Bir ailenin dağılması, fuhuş olayları ve cinayetlerin temelinde yatan esas mesele nedir söyler misiniz?
İçki ile ilgili yasalara dokunamazsınız, içki laikliğin ibresidir.
Hatırlanacağı üzere, 2 ay önce Çankırı Valisi Şemsettin Uzun Çankırı’da yayımladığı bildiride, huzur ve güvenliğin sağlanması, trafik kazalarının önlenmesi ve suçların önüne geçilmesi amacıyla halka açık yerlerde ve taşıtlarda içki içilmesini yasaklandığını duyurmuştu.
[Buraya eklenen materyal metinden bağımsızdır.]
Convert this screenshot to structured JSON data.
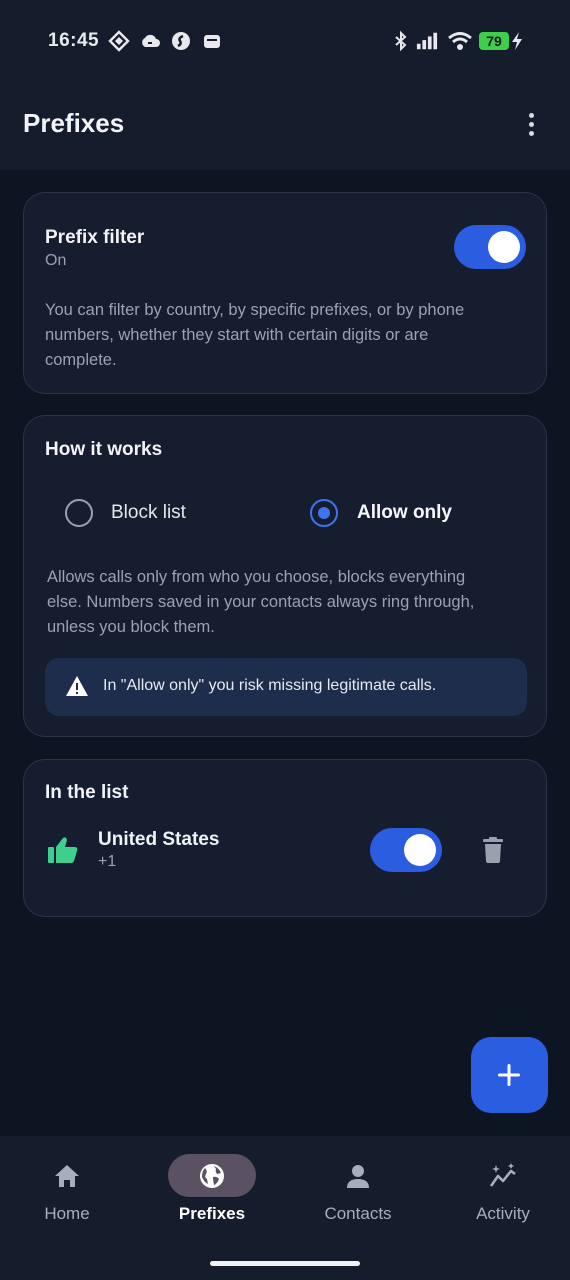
{
  "status_bar": {
    "time": "16:45",
    "battery": "79"
  },
  "header": {
    "title": "Prefixes"
  },
  "prefix_filter": {
    "title": "Prefix filter",
    "state": "On",
    "enabled": true,
    "description_lines": [
      "You can filter by country, by specific prefixes, or by phone",
      "numbers, whether they start with certain digits or are",
      "complete."
    ]
  },
  "how_it_works": {
    "title": "How it works",
    "options": [
      {
        "label": "Block list",
        "selected": false
      },
      {
        "label": "Allow only",
        "selected": true
      }
    ],
    "description_lines": [
      "Allows calls only from who you choose, blocks everything",
      "else. Numbers saved in your contacts always ring through,",
      "unless you block them."
    ],
    "warning": "In \"Allow only\" you risk missing legitimate calls."
  },
  "in_the_list": {
    "title": "In the list",
    "items": [
      {
        "name": "United States",
        "code": "+1",
        "enabled": true,
        "icon": "thumbs-up-icon",
        "icon_color": "#3ecf8e"
      }
    ]
  },
  "fab": {
    "icon": "plus-icon"
  },
  "bottom_nav": {
    "items": [
      {
        "label": "Home",
        "icon": "home-icon",
        "active": false
      },
      {
        "label": "Prefixes",
        "icon": "globe-icon",
        "active": true
      },
      {
        "label": "Contacts",
        "icon": "person-icon",
        "active": false
      },
      {
        "label": "Activity",
        "icon": "activity-icon",
        "active": false
      }
    ]
  },
  "colors": {
    "background": "#0d1422",
    "card": "#151d2e",
    "accent": "#2a5de0",
    "radio_selected": "#3f74f0",
    "warning_bg": "#1f2d4d",
    "nav_active_pill": "#5a5262"
  }
}
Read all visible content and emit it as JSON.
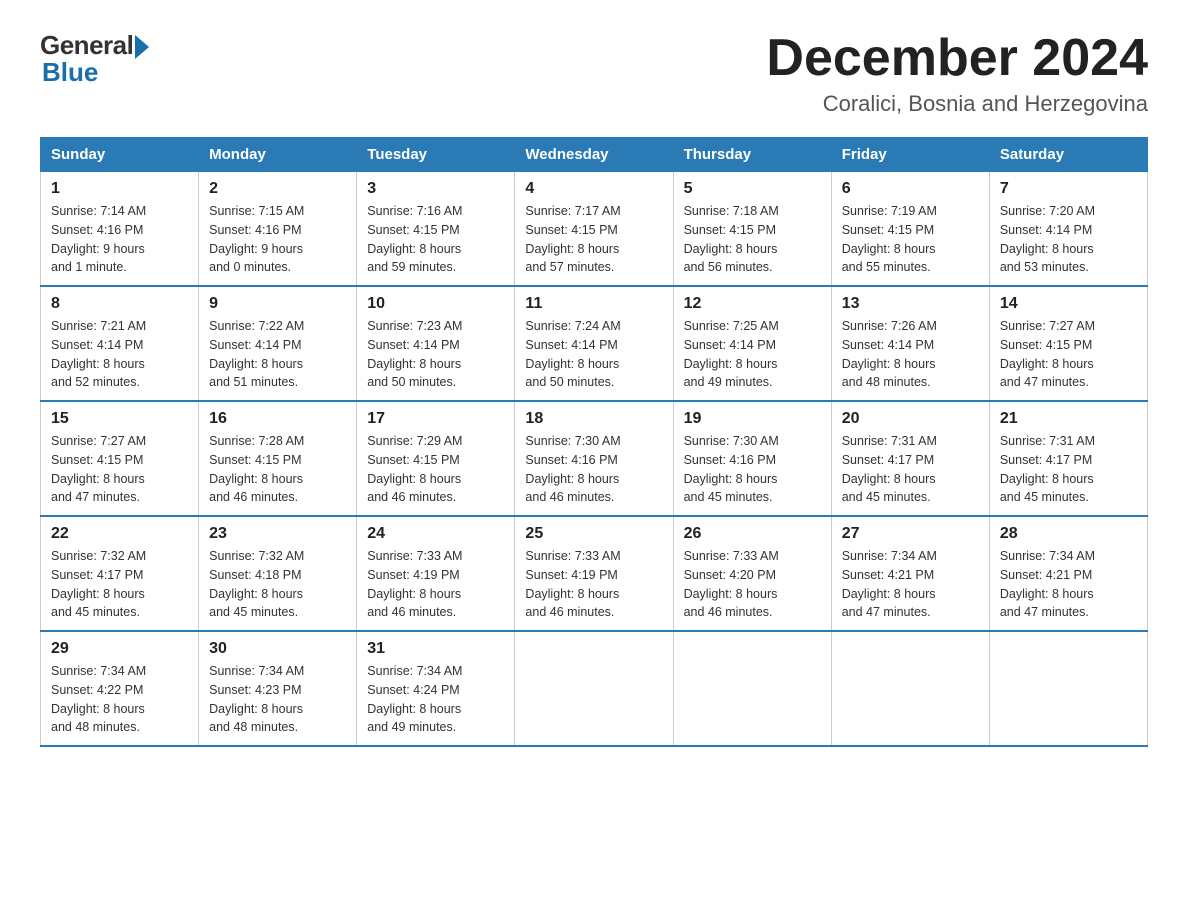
{
  "logo": {
    "general": "General",
    "blue": "Blue"
  },
  "header": {
    "month": "December 2024",
    "location": "Coralici, Bosnia and Herzegovina"
  },
  "days": [
    "Sunday",
    "Monday",
    "Tuesday",
    "Wednesday",
    "Thursday",
    "Friday",
    "Saturday"
  ],
  "weeks": [
    [
      {
        "day": "1",
        "sunrise": "7:14 AM",
        "sunset": "4:16 PM",
        "daylight": "9 hours and 1 minute."
      },
      {
        "day": "2",
        "sunrise": "7:15 AM",
        "sunset": "4:16 PM",
        "daylight": "9 hours and 0 minutes."
      },
      {
        "day": "3",
        "sunrise": "7:16 AM",
        "sunset": "4:15 PM",
        "daylight": "8 hours and 59 minutes."
      },
      {
        "day": "4",
        "sunrise": "7:17 AM",
        "sunset": "4:15 PM",
        "daylight": "8 hours and 57 minutes."
      },
      {
        "day": "5",
        "sunrise": "7:18 AM",
        "sunset": "4:15 PM",
        "daylight": "8 hours and 56 minutes."
      },
      {
        "day": "6",
        "sunrise": "7:19 AM",
        "sunset": "4:15 PM",
        "daylight": "8 hours and 55 minutes."
      },
      {
        "day": "7",
        "sunrise": "7:20 AM",
        "sunset": "4:14 PM",
        "daylight": "8 hours and 53 minutes."
      }
    ],
    [
      {
        "day": "8",
        "sunrise": "7:21 AM",
        "sunset": "4:14 PM",
        "daylight": "8 hours and 52 minutes."
      },
      {
        "day": "9",
        "sunrise": "7:22 AM",
        "sunset": "4:14 PM",
        "daylight": "8 hours and 51 minutes."
      },
      {
        "day": "10",
        "sunrise": "7:23 AM",
        "sunset": "4:14 PM",
        "daylight": "8 hours and 50 minutes."
      },
      {
        "day": "11",
        "sunrise": "7:24 AM",
        "sunset": "4:14 PM",
        "daylight": "8 hours and 50 minutes."
      },
      {
        "day": "12",
        "sunrise": "7:25 AM",
        "sunset": "4:14 PM",
        "daylight": "8 hours and 49 minutes."
      },
      {
        "day": "13",
        "sunrise": "7:26 AM",
        "sunset": "4:14 PM",
        "daylight": "8 hours and 48 minutes."
      },
      {
        "day": "14",
        "sunrise": "7:27 AM",
        "sunset": "4:15 PM",
        "daylight": "8 hours and 47 minutes."
      }
    ],
    [
      {
        "day": "15",
        "sunrise": "7:27 AM",
        "sunset": "4:15 PM",
        "daylight": "8 hours and 47 minutes."
      },
      {
        "day": "16",
        "sunrise": "7:28 AM",
        "sunset": "4:15 PM",
        "daylight": "8 hours and 46 minutes."
      },
      {
        "day": "17",
        "sunrise": "7:29 AM",
        "sunset": "4:15 PM",
        "daylight": "8 hours and 46 minutes."
      },
      {
        "day": "18",
        "sunrise": "7:30 AM",
        "sunset": "4:16 PM",
        "daylight": "8 hours and 46 minutes."
      },
      {
        "day": "19",
        "sunrise": "7:30 AM",
        "sunset": "4:16 PM",
        "daylight": "8 hours and 45 minutes."
      },
      {
        "day": "20",
        "sunrise": "7:31 AM",
        "sunset": "4:17 PM",
        "daylight": "8 hours and 45 minutes."
      },
      {
        "day": "21",
        "sunrise": "7:31 AM",
        "sunset": "4:17 PM",
        "daylight": "8 hours and 45 minutes."
      }
    ],
    [
      {
        "day": "22",
        "sunrise": "7:32 AM",
        "sunset": "4:17 PM",
        "daylight": "8 hours and 45 minutes."
      },
      {
        "day": "23",
        "sunrise": "7:32 AM",
        "sunset": "4:18 PM",
        "daylight": "8 hours and 45 minutes."
      },
      {
        "day": "24",
        "sunrise": "7:33 AM",
        "sunset": "4:19 PM",
        "daylight": "8 hours and 46 minutes."
      },
      {
        "day": "25",
        "sunrise": "7:33 AM",
        "sunset": "4:19 PM",
        "daylight": "8 hours and 46 minutes."
      },
      {
        "day": "26",
        "sunrise": "7:33 AM",
        "sunset": "4:20 PM",
        "daylight": "8 hours and 46 minutes."
      },
      {
        "day": "27",
        "sunrise": "7:34 AM",
        "sunset": "4:21 PM",
        "daylight": "8 hours and 47 minutes."
      },
      {
        "day": "28",
        "sunrise": "7:34 AM",
        "sunset": "4:21 PM",
        "daylight": "8 hours and 47 minutes."
      }
    ],
    [
      {
        "day": "29",
        "sunrise": "7:34 AM",
        "sunset": "4:22 PM",
        "daylight": "8 hours and 48 minutes."
      },
      {
        "day": "30",
        "sunrise": "7:34 AM",
        "sunset": "4:23 PM",
        "daylight": "8 hours and 48 minutes."
      },
      {
        "day": "31",
        "sunrise": "7:34 AM",
        "sunset": "4:24 PM",
        "daylight": "8 hours and 49 minutes."
      },
      null,
      null,
      null,
      null
    ]
  ],
  "labels": {
    "sunrise": "Sunrise:",
    "sunset": "Sunset:",
    "daylight": "Daylight:"
  }
}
Sen misin? Şemsettin bunu söyleyen(!) Bu ülkenin çağdaş aydınları onu kısa zamanda nasılda hedef tahtasına koyup, barbarca, vatan haini ilan ettiler.
Allah (c.c.), içkiyi açık olarak yasaklamıştır. O’nun yasakladığı şeyi serbest etmek, kimin haddine? Dolayısıyla, insan kim oluyor da içki içilmesini savunuyor ve ‘yasaklanamaz’ diye bağırabiliyor? Hakikaten çelişkiler ülkesiyiz...
Televizyonlarda izliyorsunuzdur. Bir film de bir oyuncu elinde sigarası ile içki içiyor. Sigara, karartılıyor. Küçükler görüp de özenti duymasın ve insanlara da kötü örnek olmasın diye gölgeleniyor. Televizyon yöneticileri, zahiren toplumu düşündüklerini, insanlara zararlı olacak şeylere ekranlarında fırsat vermediklerini göstermiş oluyorlar. Toplumda zararlı alışkanlıkların yayılmaması için, sigaranın görünmesine bile fırsat vermediklerini gösteriyorlar.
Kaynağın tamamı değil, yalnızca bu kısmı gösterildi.